Grover, like GPT-2, can generate some impressive fake news, with headlines such as "Link Found Between Vaccines and Autism." It does so after being input with a vast amount of human-written news texts from the Web, culled by the researchers, which they humorously christen "RealNews." The news articles produce a model of language in the neural network that it then uses to generate the texts. 

Tests with people on Amazon's crowd-sourcing platform, Mechanical Turk, resulted in humans rating such examples from Grover as "more plausible" than examples actually written by humans. 


An example of Grover propaganda beating human-written propaganda, as judged by the misguided assessment of human reviewers. 

But the second Grover, the discriminator, knows the difference, and it knows it better than other neural networks such as Bert and the original GPT-2. Why is that? The secret is in how the first Grover, the generator, assembles sentences once it's developed its model of language. The part of the generator that picks out words to assemble, called the "decoder," has a particular pattern of choosing word combinations that are most likely.

Must read

Grover the discriminator responds to that telltale pattern of word combinations, it sees the architecture of how Grover is assembling fake text. More specifically, Grover the discriminator sees that the probable word combinations leave out a vast terrain of less common words, known as the "tail" of the vocabulary. Natural human language dips into that tail of uncommon words more than Grover the generator does, making Grover's fake texts more predictable to Grover the discriminator. 

"Our analysis suggests that Grover might be the best at catching Grover because it is the best at knowing where the tail is, and thus whether it was truncated," the authors write. 

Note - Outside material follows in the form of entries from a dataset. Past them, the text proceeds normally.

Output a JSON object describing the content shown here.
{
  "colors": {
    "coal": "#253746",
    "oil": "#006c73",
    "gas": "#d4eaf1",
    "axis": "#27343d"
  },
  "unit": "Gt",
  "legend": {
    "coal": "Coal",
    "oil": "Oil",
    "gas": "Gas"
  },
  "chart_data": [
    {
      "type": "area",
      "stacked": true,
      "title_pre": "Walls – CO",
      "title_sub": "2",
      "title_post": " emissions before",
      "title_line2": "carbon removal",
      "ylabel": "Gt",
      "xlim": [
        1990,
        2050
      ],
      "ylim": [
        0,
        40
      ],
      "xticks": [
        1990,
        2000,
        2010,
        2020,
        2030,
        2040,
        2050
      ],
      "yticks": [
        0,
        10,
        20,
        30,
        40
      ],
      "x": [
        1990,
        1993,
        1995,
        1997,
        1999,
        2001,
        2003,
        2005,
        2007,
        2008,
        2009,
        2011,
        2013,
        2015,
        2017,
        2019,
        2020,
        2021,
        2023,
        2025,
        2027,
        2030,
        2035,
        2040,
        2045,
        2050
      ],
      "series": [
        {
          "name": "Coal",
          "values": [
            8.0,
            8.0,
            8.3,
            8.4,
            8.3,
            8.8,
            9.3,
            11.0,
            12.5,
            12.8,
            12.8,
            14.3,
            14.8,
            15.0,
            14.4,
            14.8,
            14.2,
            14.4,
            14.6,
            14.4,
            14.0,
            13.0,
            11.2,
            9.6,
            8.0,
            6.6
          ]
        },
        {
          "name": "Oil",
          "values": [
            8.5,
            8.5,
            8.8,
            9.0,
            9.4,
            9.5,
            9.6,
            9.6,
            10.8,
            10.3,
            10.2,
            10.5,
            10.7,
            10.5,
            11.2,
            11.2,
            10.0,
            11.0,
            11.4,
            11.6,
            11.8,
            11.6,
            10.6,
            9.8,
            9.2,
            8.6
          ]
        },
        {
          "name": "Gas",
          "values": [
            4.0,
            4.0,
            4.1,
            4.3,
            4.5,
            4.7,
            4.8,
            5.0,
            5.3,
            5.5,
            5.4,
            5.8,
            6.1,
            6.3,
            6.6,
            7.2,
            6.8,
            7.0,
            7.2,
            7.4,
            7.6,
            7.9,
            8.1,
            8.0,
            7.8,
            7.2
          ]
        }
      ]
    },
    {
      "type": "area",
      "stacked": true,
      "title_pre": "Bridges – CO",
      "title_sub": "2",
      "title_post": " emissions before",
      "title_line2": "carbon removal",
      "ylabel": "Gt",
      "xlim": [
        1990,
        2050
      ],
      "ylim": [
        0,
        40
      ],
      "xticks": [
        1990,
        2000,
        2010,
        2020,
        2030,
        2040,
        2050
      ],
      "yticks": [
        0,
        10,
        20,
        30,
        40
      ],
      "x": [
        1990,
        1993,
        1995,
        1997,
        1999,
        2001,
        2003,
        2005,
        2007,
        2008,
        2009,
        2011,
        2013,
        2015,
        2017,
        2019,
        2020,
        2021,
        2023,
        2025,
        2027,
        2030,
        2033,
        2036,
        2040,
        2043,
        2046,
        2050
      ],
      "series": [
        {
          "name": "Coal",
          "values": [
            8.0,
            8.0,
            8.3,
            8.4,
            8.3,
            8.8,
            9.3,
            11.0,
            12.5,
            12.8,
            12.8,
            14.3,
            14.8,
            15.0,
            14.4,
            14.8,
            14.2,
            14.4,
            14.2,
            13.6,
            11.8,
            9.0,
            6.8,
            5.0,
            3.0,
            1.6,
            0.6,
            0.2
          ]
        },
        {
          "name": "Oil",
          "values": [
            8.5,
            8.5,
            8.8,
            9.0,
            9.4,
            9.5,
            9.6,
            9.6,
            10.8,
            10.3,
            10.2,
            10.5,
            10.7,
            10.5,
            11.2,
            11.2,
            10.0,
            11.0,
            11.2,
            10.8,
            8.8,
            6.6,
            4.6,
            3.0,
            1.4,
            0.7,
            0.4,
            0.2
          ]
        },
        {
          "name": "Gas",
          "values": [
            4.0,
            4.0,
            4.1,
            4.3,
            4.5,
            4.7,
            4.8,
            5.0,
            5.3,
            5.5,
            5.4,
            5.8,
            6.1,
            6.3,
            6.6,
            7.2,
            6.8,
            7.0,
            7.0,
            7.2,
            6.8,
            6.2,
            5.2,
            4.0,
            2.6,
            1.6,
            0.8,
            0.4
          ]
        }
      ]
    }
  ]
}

Technically, the decoder in Grover is based on a novel decoder made by Holtzman and Choi, along with Jan Buys and Maxwell Forbes of the Paul Allen School. That approach, called "nucleus sampling," introduced earlier this year, picks word combinations that are somewhere between the most common and the outer reaches of the tail of the vocabulary. It is that nucleus sampling that shows up as a pattern in Grover the discriminator, revealing bad Grover's fakes as different from human writing.  

Also: OpenAI has an inane text bot, and I still have a writing job

The authors have chosen a different path from that of OpenAI, by releasing all their code. When OpenAI introduced GPT-2 in February, they caused a stir by deciding not to release code for the most sophisticated version, arguing it was too dangerous to provide would-be miscreants with Weapons of Mass Composition. But Zellers and team argue there is no safety in obscurity. 

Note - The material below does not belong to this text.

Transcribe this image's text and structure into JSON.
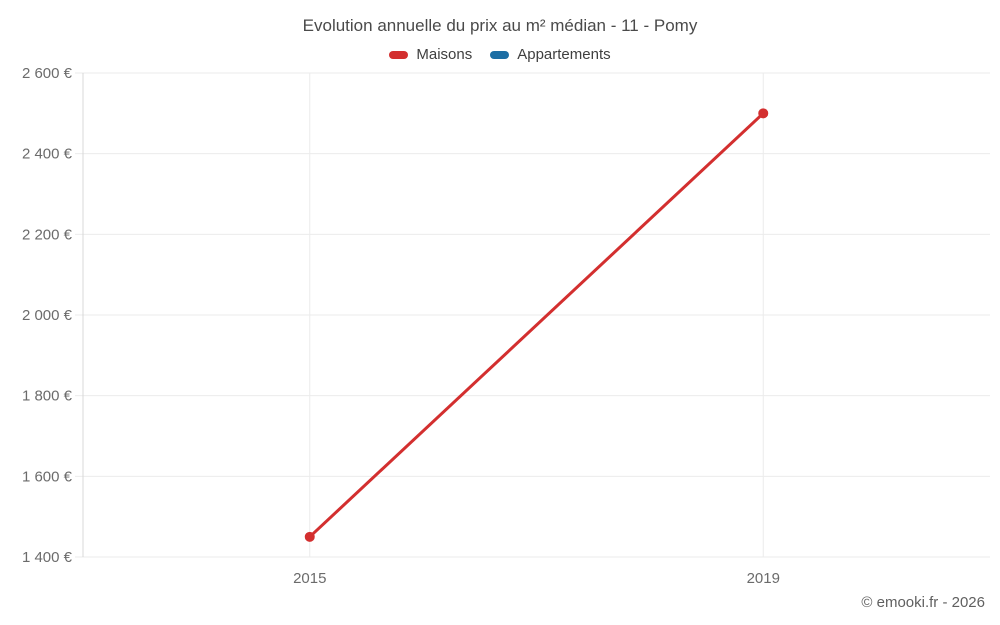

"At first, it would seem like keeping models like Grover private would make us safer," they observe. But, "If generators are kept private, then there will be little recourse against adversarial attacks."

While it's going to be an arms race, they expect, the authors argue that at some point, a deeper human knowledge of the world needs to come into machine learning in order to refute the fakes. "Our discriminators are effective, but they primarily leverage distributional features rather than evidence," they write, referring to the distribution of language in the tail. 

"In contrast, humans assess whether an article is truthful by relying on a model of the world, assessing whether the evidence in the article matches that model. 

"Future work should investigate integrating knowledge into the discriminator."